No final de 2006, Almeida Faria regressou de uma visita à Índia – organizada pelo Centro Nacional de Cultura – com «um bloco confusamente escrevinhado», em que registou as suas experiências e observações. Passados cinco anos, o escritor bissexto publica finalmente O Murmúrio do Mundo, notável relato dessa viagem partilhada com Bárbara Assis Pacheco, cujas belas ilustrações criam uma espécie de narrativa visual que se intromete na narrativa literária e a complementa. A ideia era recuperar a «memória acumulada daqueles que antes de nós ali passaram», sobretudo dos portugueses que há quatro séculos se embriagaram com os «fumos da Índia», mas depressa o escritor se deixou fascinar pelas outras «mil faces» de um país infinitamente complexo, onde «a realidade é tanto mais provável quanto mais inverosímil». Se Índias há muitas e «cada um vê a sua», a de Almeida Faria começa por ser a Índia do antigo esplendor colonial, de que restam «uns vestígios vagos em estratos do tempo sobrepostos como anéis», mas termina sendo a Índia real, com a sua «indecifrável irrealidade».
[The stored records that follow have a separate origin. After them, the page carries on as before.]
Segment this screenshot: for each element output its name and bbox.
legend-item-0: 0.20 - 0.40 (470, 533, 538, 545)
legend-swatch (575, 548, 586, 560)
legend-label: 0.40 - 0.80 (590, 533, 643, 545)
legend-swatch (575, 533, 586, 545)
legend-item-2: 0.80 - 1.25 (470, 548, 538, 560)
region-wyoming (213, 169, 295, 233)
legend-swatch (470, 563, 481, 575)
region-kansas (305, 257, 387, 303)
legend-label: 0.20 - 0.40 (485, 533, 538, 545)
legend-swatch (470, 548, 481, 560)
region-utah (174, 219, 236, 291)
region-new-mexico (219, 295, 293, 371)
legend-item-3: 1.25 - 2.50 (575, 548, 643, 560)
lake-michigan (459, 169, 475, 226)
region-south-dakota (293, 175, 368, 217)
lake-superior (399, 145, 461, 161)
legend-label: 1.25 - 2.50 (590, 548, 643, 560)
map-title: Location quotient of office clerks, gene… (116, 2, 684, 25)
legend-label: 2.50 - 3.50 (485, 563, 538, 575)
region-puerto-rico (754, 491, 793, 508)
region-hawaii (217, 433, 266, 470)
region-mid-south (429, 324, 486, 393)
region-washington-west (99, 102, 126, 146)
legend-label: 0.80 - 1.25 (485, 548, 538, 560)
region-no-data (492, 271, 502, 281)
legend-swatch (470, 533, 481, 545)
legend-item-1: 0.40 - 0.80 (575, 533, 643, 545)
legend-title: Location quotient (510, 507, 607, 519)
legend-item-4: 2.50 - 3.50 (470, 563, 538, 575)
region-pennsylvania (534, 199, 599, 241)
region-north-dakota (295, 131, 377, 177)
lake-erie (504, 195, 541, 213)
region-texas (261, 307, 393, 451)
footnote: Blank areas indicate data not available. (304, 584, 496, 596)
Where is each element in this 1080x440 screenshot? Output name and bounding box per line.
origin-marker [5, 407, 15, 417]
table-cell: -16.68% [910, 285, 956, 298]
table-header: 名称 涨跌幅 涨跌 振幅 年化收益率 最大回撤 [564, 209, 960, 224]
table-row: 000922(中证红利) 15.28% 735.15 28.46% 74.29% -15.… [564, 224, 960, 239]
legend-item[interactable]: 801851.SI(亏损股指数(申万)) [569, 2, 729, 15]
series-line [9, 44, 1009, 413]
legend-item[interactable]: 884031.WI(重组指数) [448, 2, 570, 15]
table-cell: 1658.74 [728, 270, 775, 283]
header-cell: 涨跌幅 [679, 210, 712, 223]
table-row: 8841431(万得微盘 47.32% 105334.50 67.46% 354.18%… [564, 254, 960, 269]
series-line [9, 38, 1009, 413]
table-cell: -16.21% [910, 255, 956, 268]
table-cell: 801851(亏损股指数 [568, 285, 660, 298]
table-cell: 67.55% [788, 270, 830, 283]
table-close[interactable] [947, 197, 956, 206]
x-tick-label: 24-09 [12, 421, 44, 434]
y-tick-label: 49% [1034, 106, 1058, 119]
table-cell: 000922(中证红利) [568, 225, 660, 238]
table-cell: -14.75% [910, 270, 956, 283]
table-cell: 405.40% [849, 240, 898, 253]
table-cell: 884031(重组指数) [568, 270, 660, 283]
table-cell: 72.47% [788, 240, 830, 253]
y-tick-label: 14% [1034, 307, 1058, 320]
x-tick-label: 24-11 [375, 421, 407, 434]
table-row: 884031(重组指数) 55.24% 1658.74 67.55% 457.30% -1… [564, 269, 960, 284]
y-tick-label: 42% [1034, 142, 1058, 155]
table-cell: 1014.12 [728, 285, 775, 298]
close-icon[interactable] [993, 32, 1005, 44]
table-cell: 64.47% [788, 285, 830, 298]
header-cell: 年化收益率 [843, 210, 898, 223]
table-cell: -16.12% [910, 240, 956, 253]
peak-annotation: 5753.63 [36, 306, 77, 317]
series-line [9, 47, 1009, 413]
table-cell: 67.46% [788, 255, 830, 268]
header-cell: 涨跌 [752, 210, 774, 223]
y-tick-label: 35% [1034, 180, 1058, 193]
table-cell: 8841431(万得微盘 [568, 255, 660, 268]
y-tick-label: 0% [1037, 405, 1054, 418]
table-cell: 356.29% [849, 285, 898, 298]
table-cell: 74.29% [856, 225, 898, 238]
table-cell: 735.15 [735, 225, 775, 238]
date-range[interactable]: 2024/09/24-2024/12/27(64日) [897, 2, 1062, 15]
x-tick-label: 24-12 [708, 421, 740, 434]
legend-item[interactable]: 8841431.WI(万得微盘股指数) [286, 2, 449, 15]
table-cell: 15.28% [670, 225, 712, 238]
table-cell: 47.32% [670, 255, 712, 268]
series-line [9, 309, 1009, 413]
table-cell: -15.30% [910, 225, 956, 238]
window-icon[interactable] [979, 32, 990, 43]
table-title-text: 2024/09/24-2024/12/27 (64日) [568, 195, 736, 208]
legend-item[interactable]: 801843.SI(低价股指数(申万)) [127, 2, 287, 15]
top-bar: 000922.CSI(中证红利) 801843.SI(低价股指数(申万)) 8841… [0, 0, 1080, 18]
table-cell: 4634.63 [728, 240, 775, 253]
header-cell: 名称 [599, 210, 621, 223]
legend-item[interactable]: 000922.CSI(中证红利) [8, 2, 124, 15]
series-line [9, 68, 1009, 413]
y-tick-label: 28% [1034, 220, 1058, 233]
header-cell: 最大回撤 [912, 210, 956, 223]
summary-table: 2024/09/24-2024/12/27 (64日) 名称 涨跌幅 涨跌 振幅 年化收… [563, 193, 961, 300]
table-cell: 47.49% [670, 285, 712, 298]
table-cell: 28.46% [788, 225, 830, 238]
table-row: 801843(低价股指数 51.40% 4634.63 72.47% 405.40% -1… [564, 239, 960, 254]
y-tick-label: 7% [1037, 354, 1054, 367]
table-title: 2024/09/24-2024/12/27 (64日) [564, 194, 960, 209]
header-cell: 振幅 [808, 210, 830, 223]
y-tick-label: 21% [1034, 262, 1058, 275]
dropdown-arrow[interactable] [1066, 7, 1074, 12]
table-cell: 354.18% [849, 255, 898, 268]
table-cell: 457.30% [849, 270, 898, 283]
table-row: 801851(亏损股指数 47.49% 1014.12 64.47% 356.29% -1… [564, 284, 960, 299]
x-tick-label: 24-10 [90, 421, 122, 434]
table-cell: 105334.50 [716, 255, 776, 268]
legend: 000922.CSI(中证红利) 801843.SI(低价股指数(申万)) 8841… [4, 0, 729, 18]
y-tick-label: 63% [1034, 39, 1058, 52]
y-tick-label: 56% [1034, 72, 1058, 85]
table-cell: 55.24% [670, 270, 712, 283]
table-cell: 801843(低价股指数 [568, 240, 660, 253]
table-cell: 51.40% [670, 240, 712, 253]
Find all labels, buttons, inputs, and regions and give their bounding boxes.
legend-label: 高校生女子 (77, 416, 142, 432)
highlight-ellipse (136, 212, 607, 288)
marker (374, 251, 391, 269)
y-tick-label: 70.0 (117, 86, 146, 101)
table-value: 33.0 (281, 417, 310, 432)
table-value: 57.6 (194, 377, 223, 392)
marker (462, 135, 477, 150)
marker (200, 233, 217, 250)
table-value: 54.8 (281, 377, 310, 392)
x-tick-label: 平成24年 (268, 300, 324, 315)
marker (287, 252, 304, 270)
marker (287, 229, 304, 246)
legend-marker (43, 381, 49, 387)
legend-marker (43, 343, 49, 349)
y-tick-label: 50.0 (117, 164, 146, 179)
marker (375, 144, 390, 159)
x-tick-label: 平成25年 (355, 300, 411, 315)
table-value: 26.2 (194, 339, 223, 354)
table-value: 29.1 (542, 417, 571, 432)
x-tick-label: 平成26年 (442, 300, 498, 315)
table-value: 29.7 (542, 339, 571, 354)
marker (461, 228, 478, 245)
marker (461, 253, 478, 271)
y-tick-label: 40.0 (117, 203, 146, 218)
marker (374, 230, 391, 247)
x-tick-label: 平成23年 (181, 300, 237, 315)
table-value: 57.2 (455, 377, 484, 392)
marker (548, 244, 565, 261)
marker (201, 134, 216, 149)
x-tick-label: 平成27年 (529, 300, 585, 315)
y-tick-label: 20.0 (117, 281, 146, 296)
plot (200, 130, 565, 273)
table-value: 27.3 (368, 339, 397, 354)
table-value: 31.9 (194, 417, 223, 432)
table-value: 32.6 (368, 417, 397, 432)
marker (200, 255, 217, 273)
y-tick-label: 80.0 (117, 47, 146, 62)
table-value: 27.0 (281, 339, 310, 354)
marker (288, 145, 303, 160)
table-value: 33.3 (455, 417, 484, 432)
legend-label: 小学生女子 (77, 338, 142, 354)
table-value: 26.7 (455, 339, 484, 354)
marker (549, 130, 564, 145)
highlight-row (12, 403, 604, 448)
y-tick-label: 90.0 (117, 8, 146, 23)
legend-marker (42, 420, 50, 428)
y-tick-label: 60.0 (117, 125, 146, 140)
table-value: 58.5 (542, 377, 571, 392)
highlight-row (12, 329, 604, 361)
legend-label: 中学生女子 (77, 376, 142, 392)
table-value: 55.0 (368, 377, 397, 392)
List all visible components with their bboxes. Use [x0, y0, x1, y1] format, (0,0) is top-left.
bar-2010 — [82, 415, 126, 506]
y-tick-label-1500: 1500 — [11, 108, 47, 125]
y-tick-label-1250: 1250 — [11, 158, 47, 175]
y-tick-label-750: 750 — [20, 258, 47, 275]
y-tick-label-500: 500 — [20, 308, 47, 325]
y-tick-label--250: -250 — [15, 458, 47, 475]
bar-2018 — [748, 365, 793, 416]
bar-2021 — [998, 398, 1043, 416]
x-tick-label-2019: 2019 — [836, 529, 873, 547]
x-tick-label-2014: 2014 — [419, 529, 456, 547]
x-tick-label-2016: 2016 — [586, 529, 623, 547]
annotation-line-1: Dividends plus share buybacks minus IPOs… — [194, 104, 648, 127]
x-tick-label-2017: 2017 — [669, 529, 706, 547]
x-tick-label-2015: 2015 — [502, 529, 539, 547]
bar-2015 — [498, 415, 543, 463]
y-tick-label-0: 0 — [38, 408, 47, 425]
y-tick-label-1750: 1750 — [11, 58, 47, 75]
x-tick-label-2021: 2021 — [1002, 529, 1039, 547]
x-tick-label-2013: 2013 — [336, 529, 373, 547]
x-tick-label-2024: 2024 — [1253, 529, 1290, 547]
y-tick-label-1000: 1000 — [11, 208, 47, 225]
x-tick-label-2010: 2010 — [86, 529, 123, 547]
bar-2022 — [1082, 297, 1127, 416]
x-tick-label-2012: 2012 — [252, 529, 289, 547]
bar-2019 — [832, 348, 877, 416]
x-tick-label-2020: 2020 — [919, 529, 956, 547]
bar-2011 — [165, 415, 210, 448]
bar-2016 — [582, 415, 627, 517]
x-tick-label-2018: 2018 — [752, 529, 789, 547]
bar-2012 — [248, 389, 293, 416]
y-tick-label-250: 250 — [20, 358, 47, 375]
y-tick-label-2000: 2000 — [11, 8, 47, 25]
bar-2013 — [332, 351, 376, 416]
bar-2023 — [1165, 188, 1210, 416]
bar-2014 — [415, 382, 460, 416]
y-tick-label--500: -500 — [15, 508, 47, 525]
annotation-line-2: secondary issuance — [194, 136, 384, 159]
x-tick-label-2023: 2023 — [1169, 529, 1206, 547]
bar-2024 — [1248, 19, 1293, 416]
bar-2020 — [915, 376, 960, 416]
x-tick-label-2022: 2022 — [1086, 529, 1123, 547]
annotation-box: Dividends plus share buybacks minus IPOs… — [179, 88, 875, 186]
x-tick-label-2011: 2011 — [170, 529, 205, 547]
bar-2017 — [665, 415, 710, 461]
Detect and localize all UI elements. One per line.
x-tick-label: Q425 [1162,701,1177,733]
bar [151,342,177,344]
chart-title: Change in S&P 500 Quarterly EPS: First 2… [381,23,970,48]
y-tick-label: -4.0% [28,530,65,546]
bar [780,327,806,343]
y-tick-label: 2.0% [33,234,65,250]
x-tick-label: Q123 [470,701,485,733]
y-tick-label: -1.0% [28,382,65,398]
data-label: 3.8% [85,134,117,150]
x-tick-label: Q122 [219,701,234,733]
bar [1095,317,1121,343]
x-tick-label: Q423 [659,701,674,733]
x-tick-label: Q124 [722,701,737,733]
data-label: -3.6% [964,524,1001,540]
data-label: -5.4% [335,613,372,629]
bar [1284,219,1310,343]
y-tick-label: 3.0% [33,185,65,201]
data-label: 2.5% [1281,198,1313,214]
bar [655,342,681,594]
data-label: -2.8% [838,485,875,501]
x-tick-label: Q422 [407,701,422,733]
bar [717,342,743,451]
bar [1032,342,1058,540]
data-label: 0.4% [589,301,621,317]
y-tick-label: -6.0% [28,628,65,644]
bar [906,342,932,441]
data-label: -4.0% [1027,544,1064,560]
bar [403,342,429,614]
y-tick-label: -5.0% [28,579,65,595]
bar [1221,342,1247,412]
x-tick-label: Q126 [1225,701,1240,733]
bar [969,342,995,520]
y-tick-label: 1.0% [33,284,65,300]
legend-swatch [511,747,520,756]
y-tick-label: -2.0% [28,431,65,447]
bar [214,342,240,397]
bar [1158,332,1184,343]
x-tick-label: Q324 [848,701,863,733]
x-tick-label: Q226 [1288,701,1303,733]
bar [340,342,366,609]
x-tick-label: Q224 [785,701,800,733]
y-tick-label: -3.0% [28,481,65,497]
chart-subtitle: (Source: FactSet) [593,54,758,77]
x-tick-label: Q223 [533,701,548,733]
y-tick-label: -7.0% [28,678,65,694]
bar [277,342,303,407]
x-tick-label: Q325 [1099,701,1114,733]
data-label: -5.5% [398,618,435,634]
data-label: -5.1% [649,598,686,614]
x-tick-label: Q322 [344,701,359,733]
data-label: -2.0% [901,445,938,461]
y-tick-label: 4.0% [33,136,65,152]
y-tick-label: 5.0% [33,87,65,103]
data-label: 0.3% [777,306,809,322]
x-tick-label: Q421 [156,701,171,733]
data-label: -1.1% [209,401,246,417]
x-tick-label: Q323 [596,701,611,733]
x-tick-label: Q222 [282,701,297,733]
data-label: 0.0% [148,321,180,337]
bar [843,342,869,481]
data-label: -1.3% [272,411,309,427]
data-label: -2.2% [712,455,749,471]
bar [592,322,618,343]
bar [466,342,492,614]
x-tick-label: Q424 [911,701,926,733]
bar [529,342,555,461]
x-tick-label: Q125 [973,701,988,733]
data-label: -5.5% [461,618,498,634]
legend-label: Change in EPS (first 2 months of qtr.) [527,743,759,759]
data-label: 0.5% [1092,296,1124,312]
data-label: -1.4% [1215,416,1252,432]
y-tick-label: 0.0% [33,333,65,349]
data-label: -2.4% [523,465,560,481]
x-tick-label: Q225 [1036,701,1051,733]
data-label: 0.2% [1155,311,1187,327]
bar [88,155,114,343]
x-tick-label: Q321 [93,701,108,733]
Ao chegar à gigantesca Bombaim, a meio da noite, exausto após longa viagem aérea desde Frankfurt (ainda assim incomensuravelmente menos «áspera» do que a travessia por mar, durante meses, a que eram sujeitos os «homens das armadas de outrora»), Almeida Faria depara-se com a estranheza de um mundo desconhecido, que a hora tardia torna ainda mais estranho: «Num misto de curiosidade e de cansaço, adivinho em vez de ver, a fadiga alerta-me os sentidos, os ouvidos tornam-se mais atentos, as narinas mais sensíveis, reparo melhor em cada ser, em cada som ou cheiro, sem saber se fico mais consciente de mim mesmo ou se o espírito do lugar toma conta de mim e me dissolvo nele.» É verdadeiramente de dissolução que se trata aqui. Dissolução na paisagem e na História, tendo como fio condutor o que ficou de mais sólido da presença portuguesa no Oriente: o seu património de monumentos, as suas igrejas e fortalezas.
Enquanto deambula por Goa e Cochim, Almeida Faria evoca a origem e etimologia das cidades, explica como o hinduísmo e o cristianismo se contaminaram, demora-se na descrição de rituais religiosos e sobretudo dá-nos a ver, com extraordinária clareza, as maravilhas arquitectónicas que lhe vão sendo reveladas – como aquele «teto altíssimo a que a nudez da nave vazia dava a ilusão de ser mais alto ainda». A erudição torna-se por vezes cansativa, mas o autor logo interrompe o afã de tudo explicar (em detalhe, sim, mas sem os exageros do «mendespintismo»), permitindo-se alguns desabafos e até uma brilhante fantasmagoria, durante a qual traz ao presente a figura de um obscuro pintor flamengo, Michiel Sweerts, nascido «no ano dos três cometas» (1618) e morto em Goa (1664) depois de uma vida aventurosa, aqui resumida nalgumas das páginas mais entusiasmantes do livro.
A dado passo, Almeida Faria enumera lugares com «nomes de pura música»: Pangim, Banguelim, Bicholim, Morombim, Panelim, entre outras que acabam em ‘im’. Mas pura música é também a sua prosa, que alia uma trabalhada fluidez a uma notável precisão vocabular (no caos do trânsito, por exemplo, identifica um «frenesim buzinante»; na fachada austera de uma igreja, «nódoas negras de bolor»). Refira-se ainda que o texto vai sendo intercalado com citações não atribuídas, em itálico, tanto de cronistas portugueses dos séculos XVI e XVII como de Nietzsche, Ingmar Bergman, Kierkegaard, J. M. Coetzee ou de heterónimos pessoanos (Alexander Search, Álvaro de Campos, Bernardo Soares).

Avaliação: 8,5/10

[Texto publicado no n.º 111 da revista Ler]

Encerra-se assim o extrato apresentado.